Muscle building gets a boost with blend of soy and dairy

Protein blend supplies prolonged delivery of amino acids to muscles, extending growth and repair

Drinking a beverage made from a blend of soy and dairy proteins after exercise can increase muscle growth, according to a study now online in the Journal of Nutrition. The study is the first to look at the effects of this combination of proteins on muscle protein synthesis.

University of Texas Medical Branch at Galveston researchers worked with human subjects who drank a protein blend of soy, whey and casein (a protein derived from milk) after performing resistance exercise. The three protein sources have complementary amino-acid profiles since they are digested at different rates.
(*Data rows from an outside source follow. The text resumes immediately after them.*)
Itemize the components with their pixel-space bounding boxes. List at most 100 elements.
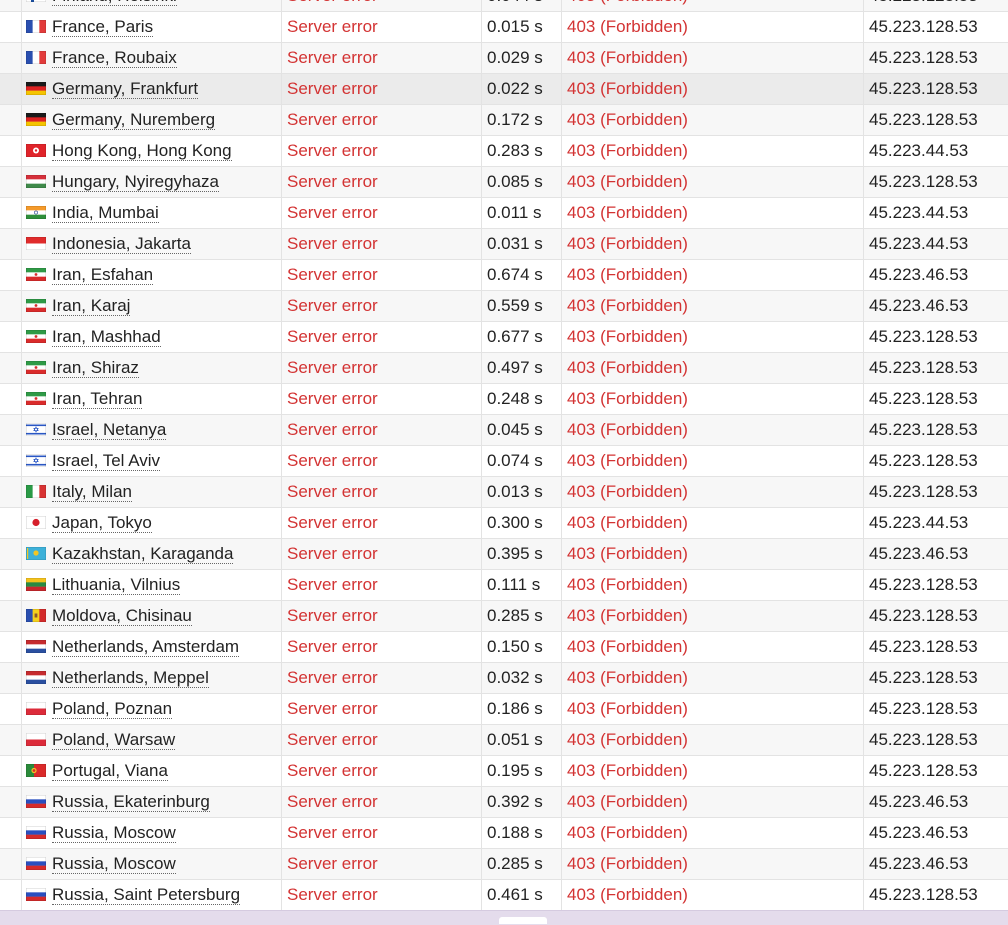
ru-flag-icon xyxy=(26,826,46,839)
location-link[interactable]: Italy, Milan xyxy=(52,483,132,502)
table-row: Poland, Warsaw Server error 0.051 s 403 … xyxy=(0,725,1008,756)
location-link[interactable]: Iran, Mashhad xyxy=(52,328,161,347)
status-cell: Server error xyxy=(281,353,481,383)
response-time-cell: 0.111 s xyxy=(481,570,561,600)
http-code-cell: 403 (Forbidden) xyxy=(561,663,863,693)
location-link[interactable]: Iran, Esfahan xyxy=(52,266,154,285)
fi-flag-icon xyxy=(26,0,46,2)
ir-flag-icon xyxy=(26,330,46,343)
location-cell: Indonesia, Jakarta xyxy=(21,229,281,259)
ip-address-cell: 45.223.128.53 xyxy=(863,694,1008,724)
location-link[interactable]: Finland, Helsinki xyxy=(52,0,177,6)
location-link[interactable]: Netherlands, Meppel xyxy=(52,669,209,688)
location-link[interactable]: Iran, Tehran xyxy=(52,390,143,409)
location-cell: Russia, Moscow xyxy=(21,818,281,848)
response-time-cell: 0.559 s xyxy=(481,291,561,321)
response-time-cell: 0.188 s xyxy=(481,818,561,848)
response-time-cell: 0.300 s xyxy=(481,508,561,538)
scroll-handle[interactable] xyxy=(499,917,547,924)
http-code-cell: 403 (Forbidden) xyxy=(561,105,863,135)
response-time-cell: 0.461 s xyxy=(481,880,561,910)
response-time-cell: 0.392 s xyxy=(481,787,561,817)
response-time-cell: 0.248 s xyxy=(481,384,561,414)
pl-flag-icon xyxy=(26,702,46,715)
table-row: Germany, Frankfurt Server error 0.022 s … xyxy=(0,74,1008,105)
location-link[interactable]: Netherlands, Amsterdam xyxy=(52,638,240,657)
ip-address-cell: 45.223.46.53 xyxy=(863,539,1008,569)
location-cell: Netherlands, Meppel xyxy=(21,663,281,693)
location-link[interactable]: France, Paris xyxy=(52,18,154,37)
ip-address-cell: 45.223.128.53 xyxy=(863,105,1008,135)
location-link[interactable]: Israel, Netanya xyxy=(52,421,167,440)
ip-address-cell: 45.223.128.53 xyxy=(863,353,1008,383)
location-cell: Japan, Tokyo xyxy=(21,508,281,538)
status-cell: Server error xyxy=(281,167,481,197)
response-time-cell: 0.011 s xyxy=(481,198,561,228)
location-link[interactable]: Iran, Karaj xyxy=(52,297,131,316)
http-code-cell: 403 (Forbidden) xyxy=(561,260,863,290)
status-cell: Server error xyxy=(281,477,481,507)
location-link[interactable]: Germany, Frankfurt xyxy=(52,80,199,99)
pl-flag-icon xyxy=(26,733,46,746)
location-link[interactable]: Poland, Poznan xyxy=(52,700,173,719)
table-row: Moldova, Chisinau Server error 0.285 s 4… xyxy=(0,601,1008,632)
location-link[interactable]: India, Mumbai xyxy=(52,204,159,223)
location-link[interactable]: Israel, Tel Aviv xyxy=(52,452,161,471)
ru-flag-icon xyxy=(26,888,46,901)
ip-address-cell: 45.223.128.53 xyxy=(863,446,1008,476)
table-row: Russia, Ekaterinburg Server error 0.392 … xyxy=(0,787,1008,818)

Results showed a more prolonged delivery of amino acids to muscles and extended muscle protein synthesis when subjects consumed the blend compared to a single source of protein alone.

“Sources of high-quality protein each have individual characteristics thought to offer unique advantages for muscle growth,” said Blake Rasmussen, interim chairman of the Department of Nutrition and Metabolism at UTMB and principal investigator of the study. “This is the first study to test the effects of combining soy with the dairy proteins whey and casein for promotion of lean body mass gain.”

Researchers based the composition of the protein blend on results from a recent pre-clinical study that demonstrated enhanced muscle protein synthesis in rats compared to another blend of soy or whey protein sources alone. The new human study used a blend of 25 percent isolated soy protein, 25 percent isolated whey protein and 50 percent caseinate.

This blend stimulated muscle growth to a similar extent as whey protein by elevating muscle protein synthesis and muscle cell growth signaling. The blend, however, increased the subjects’ anabolic window, extending the higher rate of muscle protein synthesis longer than whey alone.

The beverages provided approximately 20 grams of protein from either the soy-dairy blend or whey protein containing similar amounts of leucine, a key amino acid involved in regulating muscle protein synthesis rates. The volunteers consumed the beverages following high-intensity leg resistance exercise. Researchers collected multiple leg muscle samples from each subject to determine changes in muscle protein synthesis over time (at rest and three and five hours after exercise).

“Previous research examined only single sources of proteins and did not match the protein sources for leucine content, which is thought to trigger muscle protein synthesis,” said Paul Reidy, a graduate student in Rasmussen’s lab and first author on the study. “The extension of the anabolic window may also be important for the aging muscle.”

Nineteen healthy young adults participated in the randomized, double-blind trial. The study was funded by DuPont Nutrition & Health, makers of the soy ingredient included in the protein blend studied.